L’Agence africaine du médicament a été créée par un traité, signé par 22 pays sur 55 jusqu’à présent. Il y a eu appel à candidature des pays qui veulent abriter son siège. L’Algérie a exprimé son intention de déposer sa candidature bien avant la signature du Traité. Le Président de la République a donné des instructions pour que ce ne soit pas juste un effet d’annonce, mais un projet concret avec les conditions matérielles très favorables. L’intérêt d’abriter le siège de cette Agence internationale est multiple. C’est d’abord être sûr que ses décisions seront justes, qu’elle soit opérationnelle, c’est tirer l’industrie pharmaceutique vers le haut. Vous avez tous les experts internationaux, de la FDA, de l’EMA… viendront en Algérie et constateront que notre industrie pharmaceutique est puissante puis nous avons une légitimité des atouts que les autres pays candidats ne possède pas forcement. Nous avons, la plus vieille faculté de pharmacie d’Afrique, un grand tissu industriel, des ressources humaines ; le plus grand pays du continent… Nous avons la fibre africaine. Nous ne considérons pas les autres pays comme des marchés. Nous croyons véritablement au développement de notre continent. Notre vision et notre principe sont immuable : nous souhaitons que l’Algérie consomme algérien, de même nous souhaitons que l’Afrique consomme africain.
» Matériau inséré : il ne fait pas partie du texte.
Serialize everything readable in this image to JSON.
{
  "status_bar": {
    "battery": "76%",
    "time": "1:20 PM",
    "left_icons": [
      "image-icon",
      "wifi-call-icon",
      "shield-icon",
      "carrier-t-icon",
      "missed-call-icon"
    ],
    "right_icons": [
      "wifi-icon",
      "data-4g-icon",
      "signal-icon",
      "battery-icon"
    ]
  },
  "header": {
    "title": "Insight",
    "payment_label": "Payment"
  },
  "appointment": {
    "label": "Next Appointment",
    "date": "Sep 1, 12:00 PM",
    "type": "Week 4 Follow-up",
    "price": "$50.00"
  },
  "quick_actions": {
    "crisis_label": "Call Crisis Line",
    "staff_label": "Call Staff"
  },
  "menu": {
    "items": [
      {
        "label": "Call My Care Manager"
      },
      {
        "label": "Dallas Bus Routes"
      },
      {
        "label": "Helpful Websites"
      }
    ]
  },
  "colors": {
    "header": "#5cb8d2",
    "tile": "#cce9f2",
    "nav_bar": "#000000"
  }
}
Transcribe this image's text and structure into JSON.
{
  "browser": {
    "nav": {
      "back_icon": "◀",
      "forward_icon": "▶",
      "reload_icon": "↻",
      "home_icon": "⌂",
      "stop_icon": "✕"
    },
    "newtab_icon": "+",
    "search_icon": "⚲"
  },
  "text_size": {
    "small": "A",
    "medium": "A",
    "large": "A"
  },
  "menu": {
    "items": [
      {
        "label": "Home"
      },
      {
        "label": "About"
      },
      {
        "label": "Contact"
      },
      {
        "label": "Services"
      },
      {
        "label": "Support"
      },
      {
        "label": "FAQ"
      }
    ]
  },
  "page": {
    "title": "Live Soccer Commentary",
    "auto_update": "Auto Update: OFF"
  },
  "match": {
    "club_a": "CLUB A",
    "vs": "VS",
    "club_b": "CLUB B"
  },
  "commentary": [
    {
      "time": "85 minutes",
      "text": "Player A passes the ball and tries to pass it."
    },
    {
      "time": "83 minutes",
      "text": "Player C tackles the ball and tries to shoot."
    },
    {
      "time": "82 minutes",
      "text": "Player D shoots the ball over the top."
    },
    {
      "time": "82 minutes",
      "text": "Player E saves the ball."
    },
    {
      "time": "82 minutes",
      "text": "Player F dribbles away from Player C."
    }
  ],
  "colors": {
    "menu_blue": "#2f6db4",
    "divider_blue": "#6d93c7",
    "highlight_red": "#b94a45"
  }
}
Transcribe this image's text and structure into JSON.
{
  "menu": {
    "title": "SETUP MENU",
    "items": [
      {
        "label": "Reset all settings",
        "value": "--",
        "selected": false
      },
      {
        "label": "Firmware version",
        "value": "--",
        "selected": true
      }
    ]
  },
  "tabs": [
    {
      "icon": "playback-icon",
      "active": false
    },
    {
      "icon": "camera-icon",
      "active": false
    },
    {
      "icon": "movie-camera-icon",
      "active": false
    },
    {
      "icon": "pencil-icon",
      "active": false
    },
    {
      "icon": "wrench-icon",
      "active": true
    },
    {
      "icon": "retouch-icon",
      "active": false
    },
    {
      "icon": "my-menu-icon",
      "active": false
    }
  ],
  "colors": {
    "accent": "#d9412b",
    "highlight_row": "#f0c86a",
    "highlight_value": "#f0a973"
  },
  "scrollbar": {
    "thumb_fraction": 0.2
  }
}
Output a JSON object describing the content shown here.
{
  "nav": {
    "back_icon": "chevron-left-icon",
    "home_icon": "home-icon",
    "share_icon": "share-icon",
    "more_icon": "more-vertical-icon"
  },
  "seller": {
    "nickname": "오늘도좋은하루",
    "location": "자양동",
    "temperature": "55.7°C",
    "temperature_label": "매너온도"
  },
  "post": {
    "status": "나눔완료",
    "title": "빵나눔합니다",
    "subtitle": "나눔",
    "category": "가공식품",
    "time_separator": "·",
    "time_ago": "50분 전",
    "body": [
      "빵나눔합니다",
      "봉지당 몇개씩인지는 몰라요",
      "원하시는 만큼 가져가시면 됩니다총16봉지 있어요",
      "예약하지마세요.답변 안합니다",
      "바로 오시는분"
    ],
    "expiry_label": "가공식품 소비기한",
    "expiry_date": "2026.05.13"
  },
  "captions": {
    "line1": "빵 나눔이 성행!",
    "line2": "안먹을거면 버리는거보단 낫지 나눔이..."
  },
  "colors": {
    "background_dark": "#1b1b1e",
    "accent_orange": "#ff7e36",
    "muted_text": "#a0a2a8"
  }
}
Nous ne voulons pas que cette Agence serve d’instrument, à certains pays, pour asseoir une domination ou pour faire perdurer une dépendance. Il faut qu’elle soit un levier pour l’industrie pharmaceutique africaine comme nous l’avons fait chez nous. L’Afrique est un continent qui abrite 1,6 milliards d’habitants. Pourtant, elle ne consomme que 3% de médicaments dans le monde. Aujourd’hui, l’Afrique constitue un marché immense et un potentiel très important. Si l’Algérie parvient à abriter le siège de l’Agence africaine du médicament, elle deviendrait un relais de toutes les énergies qui existent dans le monde, dans le cadre du multilatéralisme. C’est le sens de mon plaidoyer à Addis-Abeba, où je suis parti défendre notre candidature, retenue avec deux autres pour être soumise au Comité exécutif des ministres des affaires étrangères, qui se réunira à Lusaka à la mi-juillet pour prendre sa décision. Nous avons déposé un dossier solide.
Beaucoup d’actions ont été entreprises et des projets concrétisés en deux ans. Quels sont les chantiers à venir ?
Nous continuons à développer la fabrication des produits à forte valeur ajoutée. Nous faisons attention aussi aux dispositifs médicaux, les réactifs, les articles de conditionnement, la production de matière première aussi. C’est important de maitriser la technologie, mais surtout de ne pas dépendre de l’importation des articles de conditionnement, des excipients, de la matière première. Saidal se projette déjà et des négociations sont en cours avec des partenaires chinois et d’autres pays pour fabriquer ces matières localement. Ce n’est pas nouveau pour l’Algérie. Nous le faisions, à vrai dire dans les années 80. les antibiotiques étaient fabriqués en Algérie. On faisait de la biotechnologie à Médéa, avec des capacités suffisantes pour couvrir les besoins de l’Afrique. Ces unités ont été sabotées. Nous voulons, aujourd’hui, suivre et se repositionner sur cette voie-là, qui a été abandonnée, car on avait estimé qu’il était plus facile d’acheter de la matière première et de faire de la compression plutôt que de réaliser des cuves et faire de la production. Nous allons le faire pour les produits chimiques, et surtout pour les biotechnologies, l’avenir de l’industrie pharmaceutique c’est les biotechnologies. Il faut aujourd’hui mettre en place les bioréacteurs, les lignés cellulaire ect.. .Nous sommes en train d’accompagner trois projets. Nous travaillons aussi avec l’université pour créer des clusters. La recherche fondamentale est importante. C’est pour cela que nous accordons une part importante à la Recherche et Développement, aux essais cliniques, pour lesquelles nous avons élaboré des textes réglementaires qui sont en cours de validation. Si on veut créer une industrie pharmaceutique forte, avec une plus grande valeur ajoutée, nous devons absolument avoir notre propre Recherche et Développement.